What are the biggest challenges with administering CAR T-cell therapy in community practices?

The biggest challenge for administering these CAR T cells in the community is developing a program that has the appropriate expertise and infrastructure for this type of work. It's a very multifaceted type of therapy, it draws on inpatient and outpatient arrangements that meet the needs of the patients, and there is a need for subspecialty support in the hospital for patients who have complications with the therapy.

Now that CAR T cells are entering the second-line for some cancers, how does this change how community practices may choose treatments for patients?

What I think is very important for second-line therapy is that the community practice is aware of these changes because patients are now moving into this as the therapy at first relapse, or at least incorporate this into the treatment strategy at first relapse, so one needs to know this. In some instances, the timing of therapy and the urgency of referral is a big issue. The physicians in the community who are not administering this therapy need to be aware and get the patient referred quickly to the appropriate places, particularly for diseases like diffuse large B-cell lymphoma in initial relapse or that is resistant to primary therapy.

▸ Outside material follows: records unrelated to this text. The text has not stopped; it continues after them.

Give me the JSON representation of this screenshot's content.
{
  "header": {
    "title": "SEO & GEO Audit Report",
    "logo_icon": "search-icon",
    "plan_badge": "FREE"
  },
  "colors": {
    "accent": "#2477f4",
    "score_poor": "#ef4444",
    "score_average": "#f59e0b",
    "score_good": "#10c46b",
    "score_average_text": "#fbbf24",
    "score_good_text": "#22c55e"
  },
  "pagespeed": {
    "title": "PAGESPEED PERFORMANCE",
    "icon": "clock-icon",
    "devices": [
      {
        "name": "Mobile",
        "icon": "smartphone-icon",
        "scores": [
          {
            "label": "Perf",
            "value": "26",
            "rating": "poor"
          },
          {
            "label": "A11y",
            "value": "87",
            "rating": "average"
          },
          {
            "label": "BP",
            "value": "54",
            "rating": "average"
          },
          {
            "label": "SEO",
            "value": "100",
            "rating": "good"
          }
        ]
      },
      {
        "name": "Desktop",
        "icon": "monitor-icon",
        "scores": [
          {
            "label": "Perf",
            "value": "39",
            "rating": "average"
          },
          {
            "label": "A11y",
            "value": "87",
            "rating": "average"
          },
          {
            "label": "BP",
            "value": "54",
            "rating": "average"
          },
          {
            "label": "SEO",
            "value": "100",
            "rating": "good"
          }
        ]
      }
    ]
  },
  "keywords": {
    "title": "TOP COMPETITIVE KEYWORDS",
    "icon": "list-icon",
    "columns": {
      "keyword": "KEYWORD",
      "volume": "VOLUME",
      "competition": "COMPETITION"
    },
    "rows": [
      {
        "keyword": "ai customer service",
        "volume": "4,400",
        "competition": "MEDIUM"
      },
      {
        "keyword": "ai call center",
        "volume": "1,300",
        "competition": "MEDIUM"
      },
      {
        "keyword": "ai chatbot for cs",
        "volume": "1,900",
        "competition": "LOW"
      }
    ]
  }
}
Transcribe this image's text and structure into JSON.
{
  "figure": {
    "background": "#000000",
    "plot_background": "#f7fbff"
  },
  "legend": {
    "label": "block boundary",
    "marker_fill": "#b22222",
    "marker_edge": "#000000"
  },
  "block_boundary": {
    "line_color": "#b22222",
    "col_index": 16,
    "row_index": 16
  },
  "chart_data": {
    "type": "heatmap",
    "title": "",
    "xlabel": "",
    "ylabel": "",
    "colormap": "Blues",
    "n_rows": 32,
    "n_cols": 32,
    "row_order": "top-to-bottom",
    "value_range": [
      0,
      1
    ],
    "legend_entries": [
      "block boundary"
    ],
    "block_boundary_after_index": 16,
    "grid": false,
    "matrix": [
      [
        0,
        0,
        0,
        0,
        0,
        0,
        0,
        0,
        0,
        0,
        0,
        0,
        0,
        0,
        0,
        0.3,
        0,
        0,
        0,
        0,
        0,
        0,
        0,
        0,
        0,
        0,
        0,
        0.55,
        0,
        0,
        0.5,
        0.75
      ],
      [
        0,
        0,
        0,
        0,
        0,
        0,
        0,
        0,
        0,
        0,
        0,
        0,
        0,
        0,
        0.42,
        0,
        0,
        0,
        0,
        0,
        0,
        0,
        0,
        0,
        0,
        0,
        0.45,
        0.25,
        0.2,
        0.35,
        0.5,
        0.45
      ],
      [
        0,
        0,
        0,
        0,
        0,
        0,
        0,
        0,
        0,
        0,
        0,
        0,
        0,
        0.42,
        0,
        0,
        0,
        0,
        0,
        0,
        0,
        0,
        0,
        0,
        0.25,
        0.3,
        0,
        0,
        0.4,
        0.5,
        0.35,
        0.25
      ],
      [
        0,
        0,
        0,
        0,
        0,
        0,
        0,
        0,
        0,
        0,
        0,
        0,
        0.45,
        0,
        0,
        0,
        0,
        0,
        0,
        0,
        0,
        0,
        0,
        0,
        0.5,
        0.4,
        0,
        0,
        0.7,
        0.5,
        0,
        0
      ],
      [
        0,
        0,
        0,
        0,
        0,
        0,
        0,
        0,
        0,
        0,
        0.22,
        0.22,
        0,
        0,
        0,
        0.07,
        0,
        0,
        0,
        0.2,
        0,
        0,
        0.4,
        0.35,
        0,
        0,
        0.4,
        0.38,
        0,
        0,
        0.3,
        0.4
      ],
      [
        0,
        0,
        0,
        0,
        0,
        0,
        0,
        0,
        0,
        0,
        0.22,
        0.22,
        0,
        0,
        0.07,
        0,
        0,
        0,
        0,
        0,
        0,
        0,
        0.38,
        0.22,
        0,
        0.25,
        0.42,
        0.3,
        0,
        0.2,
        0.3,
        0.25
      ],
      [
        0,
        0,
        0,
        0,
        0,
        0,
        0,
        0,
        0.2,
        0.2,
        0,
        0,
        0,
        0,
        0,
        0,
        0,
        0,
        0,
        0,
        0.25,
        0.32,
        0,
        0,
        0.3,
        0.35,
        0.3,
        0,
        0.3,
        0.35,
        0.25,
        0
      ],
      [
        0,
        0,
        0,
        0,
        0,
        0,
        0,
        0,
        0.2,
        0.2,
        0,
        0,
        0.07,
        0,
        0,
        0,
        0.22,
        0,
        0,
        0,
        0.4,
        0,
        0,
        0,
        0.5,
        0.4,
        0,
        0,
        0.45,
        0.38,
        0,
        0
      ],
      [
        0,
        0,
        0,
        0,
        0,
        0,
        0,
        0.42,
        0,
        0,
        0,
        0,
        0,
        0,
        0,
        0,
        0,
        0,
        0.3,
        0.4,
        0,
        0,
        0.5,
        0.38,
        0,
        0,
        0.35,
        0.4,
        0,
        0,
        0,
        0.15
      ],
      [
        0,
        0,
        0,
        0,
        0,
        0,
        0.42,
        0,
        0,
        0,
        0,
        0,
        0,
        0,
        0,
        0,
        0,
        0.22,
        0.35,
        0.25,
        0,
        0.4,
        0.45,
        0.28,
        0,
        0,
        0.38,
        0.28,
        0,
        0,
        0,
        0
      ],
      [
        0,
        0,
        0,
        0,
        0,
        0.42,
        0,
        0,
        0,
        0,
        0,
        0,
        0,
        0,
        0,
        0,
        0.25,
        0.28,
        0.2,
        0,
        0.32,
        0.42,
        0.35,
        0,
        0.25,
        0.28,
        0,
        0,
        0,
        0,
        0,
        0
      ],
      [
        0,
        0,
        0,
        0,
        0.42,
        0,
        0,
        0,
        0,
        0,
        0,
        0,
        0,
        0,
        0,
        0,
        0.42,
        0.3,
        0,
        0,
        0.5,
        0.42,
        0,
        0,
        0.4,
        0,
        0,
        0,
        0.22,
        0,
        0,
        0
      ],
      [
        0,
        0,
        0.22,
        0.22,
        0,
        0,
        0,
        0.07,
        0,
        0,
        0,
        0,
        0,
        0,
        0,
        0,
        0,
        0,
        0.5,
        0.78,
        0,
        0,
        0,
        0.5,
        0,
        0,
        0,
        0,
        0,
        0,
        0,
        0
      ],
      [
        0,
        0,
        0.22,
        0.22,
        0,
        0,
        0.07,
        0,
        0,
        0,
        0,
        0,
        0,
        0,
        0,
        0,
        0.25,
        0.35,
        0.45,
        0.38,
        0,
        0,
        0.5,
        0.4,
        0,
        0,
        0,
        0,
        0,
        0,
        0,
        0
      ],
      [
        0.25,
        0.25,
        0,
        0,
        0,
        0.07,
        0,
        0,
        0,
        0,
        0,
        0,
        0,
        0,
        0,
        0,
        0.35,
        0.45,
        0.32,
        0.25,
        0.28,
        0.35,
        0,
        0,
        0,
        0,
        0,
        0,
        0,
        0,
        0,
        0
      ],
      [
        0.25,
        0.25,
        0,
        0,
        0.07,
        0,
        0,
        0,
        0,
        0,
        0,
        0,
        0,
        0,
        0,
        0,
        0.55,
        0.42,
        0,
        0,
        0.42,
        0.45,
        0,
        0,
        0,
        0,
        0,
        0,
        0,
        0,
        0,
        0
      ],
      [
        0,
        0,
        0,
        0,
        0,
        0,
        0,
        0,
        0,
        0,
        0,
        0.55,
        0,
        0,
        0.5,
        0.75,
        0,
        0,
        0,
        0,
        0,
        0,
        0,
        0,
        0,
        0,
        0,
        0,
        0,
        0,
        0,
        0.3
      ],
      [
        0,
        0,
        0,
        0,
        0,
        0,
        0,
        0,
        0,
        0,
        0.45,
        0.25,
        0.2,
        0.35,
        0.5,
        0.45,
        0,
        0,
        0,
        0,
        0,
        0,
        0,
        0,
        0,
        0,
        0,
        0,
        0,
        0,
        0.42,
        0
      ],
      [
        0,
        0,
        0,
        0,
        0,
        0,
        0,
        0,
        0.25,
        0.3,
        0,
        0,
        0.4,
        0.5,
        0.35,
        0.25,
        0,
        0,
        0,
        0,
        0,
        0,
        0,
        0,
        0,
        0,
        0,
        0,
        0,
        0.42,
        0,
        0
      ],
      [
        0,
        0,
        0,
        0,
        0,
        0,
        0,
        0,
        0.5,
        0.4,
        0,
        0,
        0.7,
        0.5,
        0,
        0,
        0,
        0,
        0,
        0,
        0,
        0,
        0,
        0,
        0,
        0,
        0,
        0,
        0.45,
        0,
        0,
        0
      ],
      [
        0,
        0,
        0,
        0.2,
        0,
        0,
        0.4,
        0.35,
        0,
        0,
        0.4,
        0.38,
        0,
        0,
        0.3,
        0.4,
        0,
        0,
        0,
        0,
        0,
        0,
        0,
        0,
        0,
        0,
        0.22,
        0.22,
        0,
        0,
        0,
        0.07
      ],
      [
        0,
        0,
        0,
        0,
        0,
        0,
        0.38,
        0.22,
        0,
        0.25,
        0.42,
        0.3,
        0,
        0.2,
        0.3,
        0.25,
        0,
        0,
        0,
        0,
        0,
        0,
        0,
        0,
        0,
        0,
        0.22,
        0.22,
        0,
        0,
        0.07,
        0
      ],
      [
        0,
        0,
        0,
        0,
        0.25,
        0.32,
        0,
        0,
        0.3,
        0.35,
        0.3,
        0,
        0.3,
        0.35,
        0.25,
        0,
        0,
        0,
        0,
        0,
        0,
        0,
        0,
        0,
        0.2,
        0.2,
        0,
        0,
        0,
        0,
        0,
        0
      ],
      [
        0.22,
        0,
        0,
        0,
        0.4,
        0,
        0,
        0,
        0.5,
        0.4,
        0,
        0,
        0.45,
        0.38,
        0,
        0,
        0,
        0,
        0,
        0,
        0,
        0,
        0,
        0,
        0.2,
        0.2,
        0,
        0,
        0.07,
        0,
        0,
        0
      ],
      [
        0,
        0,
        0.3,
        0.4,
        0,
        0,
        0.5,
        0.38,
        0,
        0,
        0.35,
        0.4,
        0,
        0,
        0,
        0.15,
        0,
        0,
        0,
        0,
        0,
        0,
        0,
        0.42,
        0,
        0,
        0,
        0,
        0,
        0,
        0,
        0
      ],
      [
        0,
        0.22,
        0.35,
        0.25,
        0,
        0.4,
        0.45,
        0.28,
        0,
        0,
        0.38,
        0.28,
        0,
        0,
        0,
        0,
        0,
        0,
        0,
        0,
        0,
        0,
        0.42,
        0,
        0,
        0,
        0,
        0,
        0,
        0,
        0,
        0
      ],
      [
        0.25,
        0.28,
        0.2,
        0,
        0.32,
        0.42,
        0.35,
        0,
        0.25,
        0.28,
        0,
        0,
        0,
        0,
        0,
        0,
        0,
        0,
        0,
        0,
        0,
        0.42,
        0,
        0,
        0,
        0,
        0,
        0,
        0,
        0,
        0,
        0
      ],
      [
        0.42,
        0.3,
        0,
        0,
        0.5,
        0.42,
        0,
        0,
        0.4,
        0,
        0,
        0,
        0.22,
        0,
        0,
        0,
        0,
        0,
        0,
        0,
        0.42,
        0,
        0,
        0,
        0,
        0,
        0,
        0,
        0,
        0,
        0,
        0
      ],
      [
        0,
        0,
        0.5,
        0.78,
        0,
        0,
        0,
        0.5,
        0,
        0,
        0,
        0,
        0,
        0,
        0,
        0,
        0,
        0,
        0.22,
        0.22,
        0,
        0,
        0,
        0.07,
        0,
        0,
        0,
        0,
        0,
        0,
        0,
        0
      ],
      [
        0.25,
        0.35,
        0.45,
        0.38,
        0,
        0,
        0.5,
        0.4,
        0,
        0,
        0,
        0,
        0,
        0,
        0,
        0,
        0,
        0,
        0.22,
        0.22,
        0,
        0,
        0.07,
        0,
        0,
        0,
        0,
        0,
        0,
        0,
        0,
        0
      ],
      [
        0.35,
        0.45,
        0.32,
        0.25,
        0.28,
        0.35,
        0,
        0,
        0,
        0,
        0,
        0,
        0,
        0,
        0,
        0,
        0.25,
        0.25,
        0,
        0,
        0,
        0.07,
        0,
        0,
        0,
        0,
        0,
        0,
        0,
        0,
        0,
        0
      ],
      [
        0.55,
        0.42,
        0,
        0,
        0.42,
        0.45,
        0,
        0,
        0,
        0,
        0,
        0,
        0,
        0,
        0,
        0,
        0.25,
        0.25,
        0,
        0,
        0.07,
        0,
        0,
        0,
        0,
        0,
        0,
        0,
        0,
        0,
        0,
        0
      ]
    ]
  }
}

What is your advice on when to give CAR T-cell therapy in a second-line setting?

The administration of CAR T-cell therapy in the second-line is disease dependent. It is indicated now for either initial resistance of diffuse large B-cell lymphoma or relapse diffuse large B-cell lymphoma in the first year after treatment. That is the aggressive B cell lymphomas. That's the main setting for second-line therapy. It can also be employed in B-cell acute lymphoblastic leukemia, mantle cell lymphoma, and select patients in the second-line.

How are community practices addressing and/or preventing toxicities seen with CAR T cells or bispecific antibodies?

The use of CAR T cells and bi-specific molecules can generate cytokine release syndrome and neurotoxicity, which are unique side effects that are not generally encountered in the general oncology setting. These are sort of specialized problems. There are some community hematologic malignancy programs that deal with these routinely. But in general, these are not going to be in the domain of the general oncologist.

When would you recommend referring a patient to an academic center for CAR T administration or to manage the toxicities for CAR T cells?

I think the academic centers play a big role in this. There are other very well-developed malignancy centers that provide equivalent sort of services. But if you're a general oncologist, you must be referring patients with the appropriate diseases to those centers. You are not going to try to take this on yourself. A lot of the toxicities that have to do with CAR T-cells and bispecifics are closely related to their administration, so they're not really falling under the jurisdiction of the general oncologist. There are late adverse events however, that remain for general oncologists as patients transition back to these doctors.

How comfortable are community practices when it comes to administering therapies like CAR T Cells and bispecific antibodies?

Community practices will only be comfortable administering these types of therapies if they have the appropriate infrastructure and have physicians who are experienced with managing them. For community oncologists or oncology networks, to think about managing these patients, they have to drill down on what they need to put in place. They're not going to be at all comfortable trying to manage these patients until I've tackled that issue.